Die EU-Kommission hat neue Pläne für die seit Jahren umstrittene Reform des europäischen Asylsystems vorgestellt. Sie sehen Asylverfahren an den Außengrenzen, schnellere Abschiebungen und die Ernennung eines „Rückführungskoordinators“ vor, wie die Behörde am Mittwoch mitteilte. Bei hohen Flüchtlingszahlen sollen alle Mitgliedstaaten zu „Solidarität“ mit den Ankunftsländern verpflichtet werden – sei es über die Flüchtlingsaufnahme oder über Hilfe bei Abschiebungen. Gleichzeitig plant die Kommission mehr legale Möglichkeiten zur Einwanderung.

EU-Kommissionspräsidentin Ursula von der Leyen appellierte an die Mitgliedstaaten, eine Lösung für die Migrationsfrage zu finden. Es sei nun Zeit für alle, zu handeln und die Aufgabe gemeinsam zu bewältigen, sagte sie. „Es geht nicht um die Frage, ob Mitgliedstaaten mit Solidarität und Beiträgen unterstützen, sondern wie sie unterstützen.“

Die Pläne gehen nun an die Mitgliedstaaten und das Europaparlament. Die Kommission forderte beide Seiten angesichts der „Dringlichkeit der Situation vor Ort in mehreren Mitgliedstaaten“ auf, sich „bis zum Jahresende“ auf die „Grundprinzipien“ der Reform zu einigen.

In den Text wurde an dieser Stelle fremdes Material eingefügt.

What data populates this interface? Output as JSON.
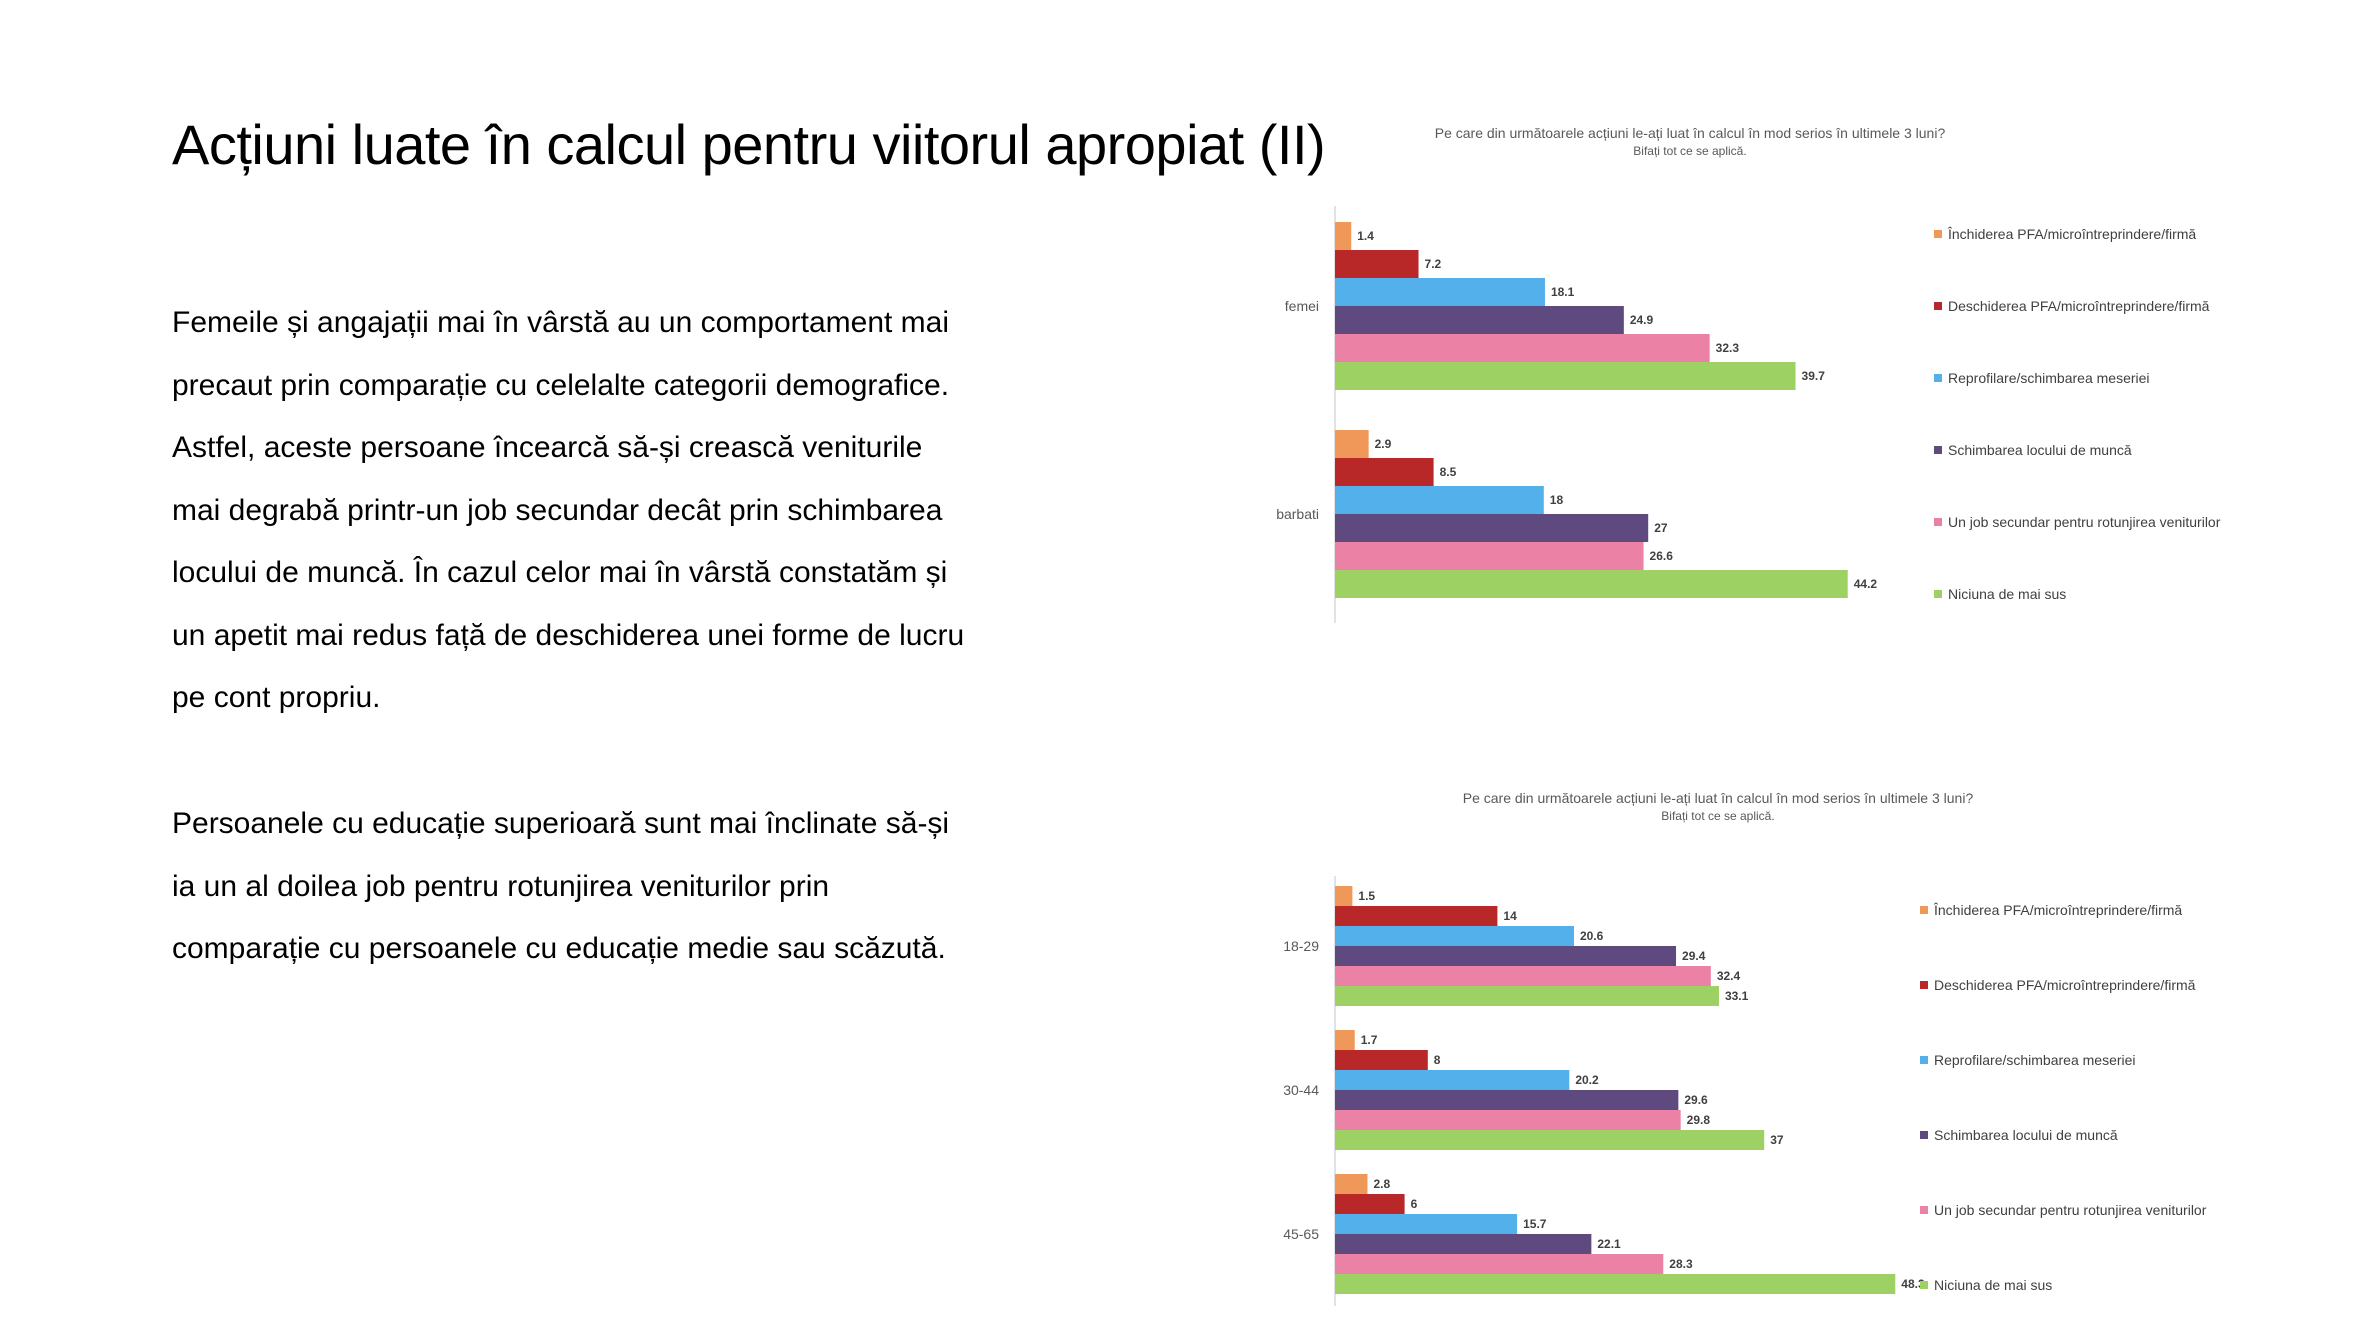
{
  "slide": {
    "title": "Acțiuni luate în calcul pentru viitorul apropiat  (II)",
    "paragraphs": [
      "Femeile și angajații mai în vârstă au un comportament mai precaut prin comparație cu celelalte categorii demografice. Astfel, aceste persoane încearcă să-și crească veniturile mai degrabă printr-un job secundar decât prin schimbarea locului de muncă. În cazul celor mai în vârstă constatăm și un apetit mai redus față de deschiderea unei forme de lucru pe cont propriu.",
      "Persoanele cu educație superioară sunt mai înclinate să-și ia un al doilea job pentru rotunjirea veniturilor prin comparație cu persoanele cu educație medie sau scăzută."
    ]
  },
  "chart_data": [
    {
      "type": "bar",
      "orientation": "horizontal",
      "title": "Pe care din următoarele acțiuni le-ați luat în calcul în mod serios în ultimele 3 luni?",
      "subtitle": "Bifați tot ce se aplică.",
      "categories": [
        "femei",
        "barbati"
      ],
      "series": [
        {
          "name": "Închiderea PFA/microîntreprindere/firmă",
          "color": "#F0975A",
          "values": [
            1.4,
            2.9
          ]
        },
        {
          "name": "Deschiderea PFA/microîntreprindere/firmă",
          "color": "#B82828",
          "values": [
            7.2,
            8.5
          ]
        },
        {
          "name": "Reprofilare/schimbarea meseriei",
          "color": "#54B0EA",
          "values": [
            18.1,
            18
          ]
        },
        {
          "name": "Schimbarea locului de muncă",
          "color": "#5E4A7E",
          "values": [
            24.9,
            27
          ]
        },
        {
          "name": "Un job secundar pentru rotunjirea veniturilor",
          "color": "#EB82A6",
          "values": [
            32.3,
            26.6
          ]
        },
        {
          "name": "Niciuna de mai sus",
          "color": "#9DD163",
          "values": [
            39.7,
            44.2
          ]
        }
      ],
      "legend_position": "right",
      "grid": false
    },
    {
      "type": "bar",
      "orientation": "horizontal",
      "title": "Pe care din următoarele acțiuni le-ați luat în calcul în mod serios în ultimele 3 luni?",
      "subtitle": "Bifați tot ce se aplică.",
      "categories": [
        "18-29",
        "30-44",
        "45-65"
      ],
      "series": [
        {
          "name": "Închiderea PFA/microîntreprindere/firmă",
          "color": "#F0975A",
          "values": [
            1.5,
            1.7,
            2.8
          ]
        },
        {
          "name": "Deschiderea PFA/microîntreprindere/firmă",
          "color": "#B82828",
          "values": [
            14,
            8,
            6
          ]
        },
        {
          "name": "Reprofilare/schimbarea meseriei",
          "color": "#54B0EA",
          "values": [
            20.6,
            20.2,
            15.7
          ]
        },
        {
          "name": "Schimbarea locului de muncă",
          "color": "#5E4A7E",
          "values": [
            29.4,
            29.6,
            22.1
          ]
        },
        {
          "name": "Un job secundar pentru rotunjirea veniturilor",
          "color": "#EB82A6",
          "values": [
            32.4,
            29.8,
            28.3
          ]
        },
        {
          "name": "Niciuna de mai sus",
          "color": "#9DD163",
          "values": [
            33.1,
            37,
            48.3
          ]
        }
      ],
      "legend_position": "right",
      "grid": false
    }
  ]
}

Seit dem Höhepunkt der Flüchtlingskrise von 2015 sind immer wieder Versuche gescheitert, Europas Asylsystem zu reformieren. Knackpunkt war immer die Verteilung von Flüchtlingen auf die anderen EU-Staaten, um Ankunftsländer wie Italien oder Griechenland an den Außengrenzen zu entlasten. Osteuropäische Staaten wie Ungarn und Polen weigerten sich kategorisch, Migranten aufzunehmen.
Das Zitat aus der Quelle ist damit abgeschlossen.